NO2 is mainly produced by vehicles, industrial sites and thermal power stations.

As China moves past the peak of its crisis, however, recent images by the European Space Agency (ESA) show a resurgence in NO2 emissions.

A striking reduction has also been observed by the ESA in northern Italy, which has been locked down to fight a spread of the novel coronavirus, which causes COVID-19.

The European Environment Agency (EEA) reports a similar change in Barcelona and Madrid, where Spanish authorities issued confinement orders in mid March.

 

Dramatic drop off’

“NO2 is a short-lived pollutant, with a lifetime in the atmosphere of about one day,” said Vincent-Henri Peuch, from the EU earth surveillance programme Copernicus.

“As a result, this pollutant stays near the emissions sources and can be used as a proxy of the intensity of activity in different sectors,” he told AFP.

Fei Liu, an air quality researcher at NASA’s Goddard Space Flight Center, noted the change in China, saying: “This is the first time I have seen such a dramatic drop-off over such a wide area for a specific event.”

Even during the economic crisis more than a decade ago, the decrease in NO2 levels “was more continuous in time,” according to EEA air quality specialist Alberto Gonzalez Ortiz.

In northern Italy, “average NO2 concentration levels have been almost halved on average,” Peuch remarked.
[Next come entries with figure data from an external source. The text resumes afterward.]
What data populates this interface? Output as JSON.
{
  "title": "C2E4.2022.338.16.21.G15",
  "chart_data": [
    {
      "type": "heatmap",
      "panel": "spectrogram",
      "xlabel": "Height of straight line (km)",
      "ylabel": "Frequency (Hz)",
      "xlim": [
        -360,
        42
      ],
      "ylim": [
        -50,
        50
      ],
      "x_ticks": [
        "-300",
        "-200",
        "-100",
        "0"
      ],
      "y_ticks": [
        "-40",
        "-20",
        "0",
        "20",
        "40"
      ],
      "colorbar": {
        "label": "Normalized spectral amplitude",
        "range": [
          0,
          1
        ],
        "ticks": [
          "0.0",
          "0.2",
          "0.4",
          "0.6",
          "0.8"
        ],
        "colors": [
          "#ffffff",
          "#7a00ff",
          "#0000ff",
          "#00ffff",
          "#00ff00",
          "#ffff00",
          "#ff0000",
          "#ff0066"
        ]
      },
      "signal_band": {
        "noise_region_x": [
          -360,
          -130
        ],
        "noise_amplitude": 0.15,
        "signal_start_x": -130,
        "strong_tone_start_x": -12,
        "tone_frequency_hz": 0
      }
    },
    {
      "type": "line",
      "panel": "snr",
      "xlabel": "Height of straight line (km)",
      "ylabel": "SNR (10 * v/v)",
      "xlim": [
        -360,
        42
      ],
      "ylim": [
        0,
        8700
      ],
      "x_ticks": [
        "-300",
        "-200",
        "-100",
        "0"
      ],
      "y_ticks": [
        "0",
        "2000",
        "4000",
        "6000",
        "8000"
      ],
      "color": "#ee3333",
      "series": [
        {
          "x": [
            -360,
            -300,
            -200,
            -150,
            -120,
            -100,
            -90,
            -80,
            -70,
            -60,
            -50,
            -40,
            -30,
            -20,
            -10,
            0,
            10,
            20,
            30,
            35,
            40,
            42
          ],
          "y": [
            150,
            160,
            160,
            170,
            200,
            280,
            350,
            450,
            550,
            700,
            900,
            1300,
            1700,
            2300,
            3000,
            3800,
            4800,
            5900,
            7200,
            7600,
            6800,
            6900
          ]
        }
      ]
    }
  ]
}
The pollutant can provoke serious inflammation of the respiratory system.

Long-term exposure

As for other countries or regions that have told inhabitants to remain confined at home, notably Argentina, Bavaria, Belgium, California, France and Tunisia, specialists are poring over the data to see if the trend is similar.

Meanwhile, less NO2 does not necessarily mean purer air.

Beijing experienced episodes of pollution owing to fine particles in February, NASA’s Earth Observatory reported.